The scent of darkroom chemicals has been with me since childhood, largely because my photographer father did much of his processing in our basement. He was – and remains – a particularly useful dad, because his hand-me-down Pentax Spotmatics were a perfect complement to my infatuation with motor racing… In 1976 I began taking motorsport pictures and two years later entered a Pentax competition that was linked to its sponsorship of a BMW in the British Saloon Car Championship. First prize was a BMW 316, but I was one of six runners-up and walked away with a K1000 and several lenses. More than 20 years later my parents let a painful secret slip: I had originally been chosen as the winner, but Pentax didn’t want the main prize to go to somebody without a driving licence. I was 17 at the time and failed my test about two weeks before the presentation, having crossed my hands on the steering wheel at a tricky right turn in Sale town centre. My mum duly informed Pentax of as much, so the car went elsewhere and I was none the wiser. And besides, I was much safer with a K1000 than I was with 90bhp. That camera became a constant companion.

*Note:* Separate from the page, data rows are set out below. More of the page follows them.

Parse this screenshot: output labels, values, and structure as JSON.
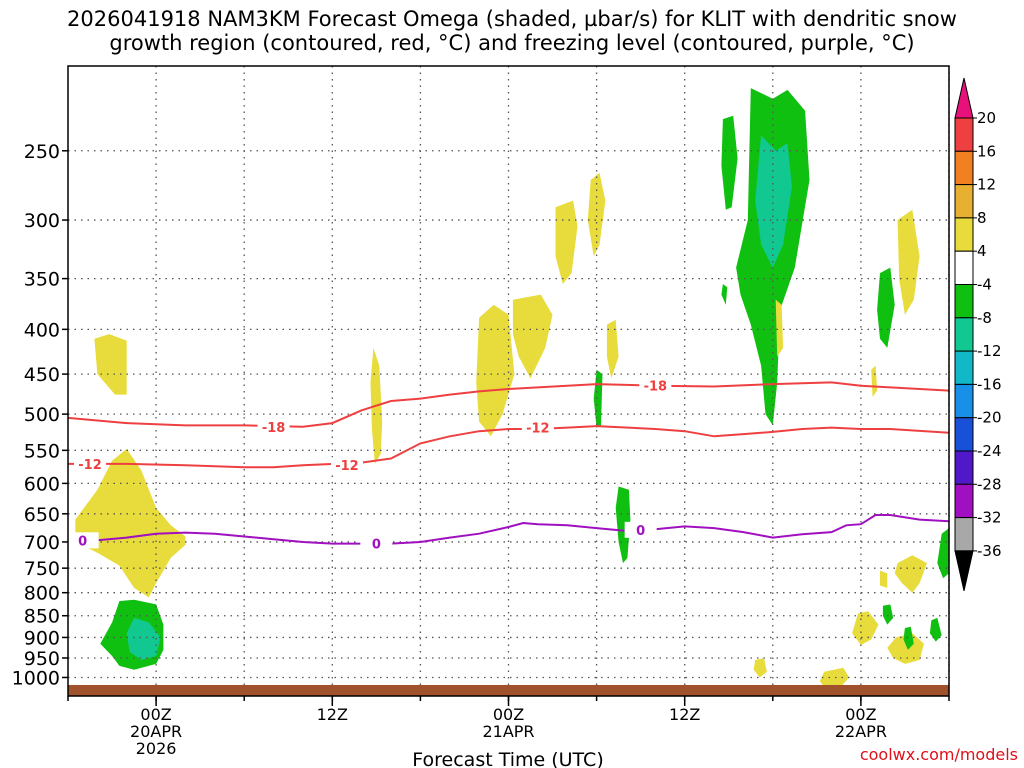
{
  "title_line1": "2026041918 NAM3KM Forecast Omega (shaded, µbar/s) for KLIT with dendritic snow",
  "title_line2": "growth region (contoured, red, °C) and freezing level (contoured, purple, °C)",
  "credit": "coolwx.com/models",
  "chart_data": {
    "type": "time-height cross section",
    "xlabel": "Forecast Time (UTC)",
    "ylabel": "",
    "x_range_hours": [
      -6,
      54
    ],
    "y_scale": "log-pressure",
    "y_range_hPa": [
      1050,
      200
    ],
    "x_ticks": [
      {
        "hour": 0,
        "label": "00Z",
        "sub1": "20APR",
        "sub2": "2026"
      },
      {
        "hour": 12,
        "label": "12Z",
        "sub1": "",
        "sub2": ""
      },
      {
        "hour": 24,
        "label": "00Z",
        "sub1": "21APR",
        "sub2": ""
      },
      {
        "hour": 36,
        "label": "12Z",
        "sub1": "",
        "sub2": ""
      },
      {
        "hour": 48,
        "label": "00Z",
        "sub1": "22APR",
        "sub2": ""
      }
    ],
    "y_ticks": [
      250,
      300,
      350,
      400,
      450,
      500,
      550,
      600,
      650,
      700,
      750,
      800,
      850,
      900,
      950,
      1000
    ],
    "grid": true,
    "colorbar": {
      "units": "µbar/s",
      "labels": [
        "20",
        "16",
        "12",
        "8",
        "4",
        "-4",
        "-8",
        "-12",
        "-16",
        "-20",
        "-24",
        "-28",
        "-32",
        "-36"
      ],
      "colors": [
        "#e8107a",
        "#ee4040",
        "#f08020",
        "#e8b030",
        "#e8dc3c",
        "#ffffff",
        "#10c010",
        "#10c890",
        "#10b8c8",
        "#1890e8",
        "#1850d8",
        "#5018c8",
        "#a010c0",
        "#a8a8a8",
        "#000000"
      ]
    },
    "omega_colors": {
      "y4": "#e8dc3c",
      "y8": "#e8b030",
      "g8": "#10c010",
      "g12": "#10c890"
    },
    "terrain_color": "#a0522d",
    "contours": [
      {
        "label": "-18",
        "color": "#ee4040",
        "points": [
          [
            -6,
            505
          ],
          [
            -2,
            512
          ],
          [
            2,
            515
          ],
          [
            6,
            515
          ],
          [
            10,
            517
          ],
          [
            12,
            512
          ],
          [
            14,
            495
          ],
          [
            16,
            483
          ],
          [
            18,
            480
          ],
          [
            20,
            475
          ],
          [
            22,
            471
          ],
          [
            24,
            468
          ],
          [
            26,
            466
          ],
          [
            28,
            464
          ],
          [
            30,
            462
          ],
          [
            34,
            464
          ],
          [
            38,
            465
          ],
          [
            42,
            462
          ],
          [
            46,
            460
          ],
          [
            48,
            464
          ],
          [
            50,
            466
          ],
          [
            54,
            470
          ]
        ],
        "label_points": [
          [
            8,
            517
          ],
          [
            34,
            464
          ]
        ]
      },
      {
        "label": "-12",
        "color": "#ee4040",
        "points": [
          [
            -6,
            570
          ],
          [
            -2,
            570
          ],
          [
            2,
            572
          ],
          [
            6,
            575
          ],
          [
            8,
            575
          ],
          [
            10,
            572
          ],
          [
            14,
            568
          ],
          [
            16,
            562
          ],
          [
            18,
            540
          ],
          [
            20,
            530
          ],
          [
            22,
            523
          ],
          [
            24,
            520
          ],
          [
            26,
            520
          ],
          [
            28,
            518
          ],
          [
            30,
            516
          ],
          [
            34,
            520
          ],
          [
            36,
            523
          ],
          [
            38,
            530
          ],
          [
            40,
            527
          ],
          [
            42,
            524
          ],
          [
            44,
            520
          ],
          [
            46,
            518
          ],
          [
            48,
            520
          ],
          [
            50,
            520
          ],
          [
            54,
            525
          ]
        ],
        "label_points": [
          [
            -4.5,
            570
          ],
          [
            13,
            572
          ],
          [
            26,
            518
          ]
        ]
      },
      {
        "label": "0",
        "color": "#a010c0",
        "points": [
          [
            -6,
            697
          ],
          [
            -4,
            697
          ],
          [
            -2,
            692
          ],
          [
            0,
            685
          ],
          [
            2,
            683
          ],
          [
            4,
            685
          ],
          [
            6,
            690
          ],
          [
            8,
            695
          ],
          [
            10,
            700
          ],
          [
            12,
            703
          ],
          [
            14,
            703
          ],
          [
            16,
            703
          ],
          [
            18,
            700
          ],
          [
            20,
            692
          ],
          [
            22,
            685
          ],
          [
            24,
            673
          ],
          [
            25,
            666
          ],
          [
            26,
            668
          ],
          [
            28,
            670
          ],
          [
            30,
            675
          ],
          [
            32,
            680
          ],
          [
            34,
            677
          ],
          [
            36,
            672
          ],
          [
            38,
            675
          ],
          [
            40,
            682
          ],
          [
            42,
            692
          ],
          [
            44,
            686
          ],
          [
            46,
            682
          ],
          [
            47,
            670
          ],
          [
            48,
            668
          ],
          [
            49,
            652
          ],
          [
            50,
            652
          ],
          [
            52,
            660
          ],
          [
            54,
            663
          ]
        ],
        "label_points": [
          [
            -5,
            697
          ],
          [
            15,
            703
          ],
          [
            33,
            678
          ]
        ]
      }
    ]
  }
}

In 1982 I began working professionally as a motorsport journalist and continued to take pictures wherever I went, but trying to do both things felt increasingly like a compromise and eventually I took a conscious decision to put my camera down. For the next 25 years I travelled all over the world and recorded almost nothing… I began to realise the scale of this missed opportunity when I started to digitise some bygone snaps – and that triggered a visit to a local camera shop. When I asked about the best combination of quality and value in a modern DSLR, the response was immediate: Pentax. Five minutes later I walked out with some reassuringly familiar new toys. Words are my trade, photographs my passion.
Camera Bag
Sigma 10-20mm f4-5.6; Tamron 18-250mm f3.5-6.3; Tamron 70-300mm f4-5.6 macro; Tamron 90mm f2.8 macro; Sigma 100-300mm f4; Sigma 150-500mm f5-6.3; Sigma 1.4 TC.